Transitioning back to her expectations as a parent, while attempting to balance the discipline and life lessons with her personal philosophy as a fun grandparent, Jodie commented, “I used to be the youngest one in the group, and now I’m the old lady…in this particular season of our journey, it still works; we make it work. God brought this whole group of new people to do things with; and, it takes a lot of people to raise people.” Old wives may have a tale about requiring a village to successfully raise a child; and, today, in the year 2022, the Sanchez’s found a village in Enid to affix among their story’s adaptation of a grandparent raising a grandchild.

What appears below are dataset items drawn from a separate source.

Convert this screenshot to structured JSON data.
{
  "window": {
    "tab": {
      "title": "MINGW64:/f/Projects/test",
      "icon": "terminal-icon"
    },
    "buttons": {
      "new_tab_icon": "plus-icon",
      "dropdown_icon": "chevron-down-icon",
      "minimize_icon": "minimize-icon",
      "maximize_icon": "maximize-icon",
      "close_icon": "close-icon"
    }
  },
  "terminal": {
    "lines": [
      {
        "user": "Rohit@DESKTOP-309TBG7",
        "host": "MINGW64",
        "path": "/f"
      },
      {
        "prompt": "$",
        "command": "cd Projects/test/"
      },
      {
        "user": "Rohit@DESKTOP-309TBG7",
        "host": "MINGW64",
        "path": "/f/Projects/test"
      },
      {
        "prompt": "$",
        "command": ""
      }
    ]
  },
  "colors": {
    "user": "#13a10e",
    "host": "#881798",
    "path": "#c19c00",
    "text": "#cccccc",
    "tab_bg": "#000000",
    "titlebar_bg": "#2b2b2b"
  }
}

Celebrating the Generations
Nobody has grandparents like you. You are—singularly—the only person on this earth who has felt the way your grandparents have made you feel as a grandchild. Seemingly all-knowing to a child’s mind, yet captivatingly enigmatic, the relationship between grandchild and grandparent is as unique as cheek-pinching fingertips. Even among siblings and cousins who share the same grandparents, you would be hard-pressed to find two relatives that have experienced the same two characters, out of the same two people, who’ve became known to them as ‘Grandma’ and ‘Grandpa’. We find ways to differentiate the individualized love we have for these souls, commonly giving distinctive nicknames to celebrate their affections for us. Originally anointed your Gigi and Poppi, or G.G. and Grand Papa, one day you grow to find they have real names, too; not just the synonymous name-games you’ve played for so long.
Life is experienced in so many different ways, with those trains of nostalgia reaching the final station only after numerous stops have been made along the intersecting tracks. Grandparents often see the joy in every moment, far beyond the possibilities we were able to comprehend as children. Time can be cruel in a menagerie of ways, being: too fast, too slow, too monotonous, too chaotic…but, the inevitable lesson time will teach us all, is it continues to roll on. Regardless of what you call them, or the form your relationship has taken over the years, we should all find ourselves celebrating this Grandparents Day with joy, love, and gratitude. Tell them stories of your childhood; ask them about theirs. Discover all of the reasons that brought them together, that led to them bringing you here. On Sept.11th, pull out all of the stops—jump on the nostalgia train, and ride it all the way into the warm embrace of remembering why family matters.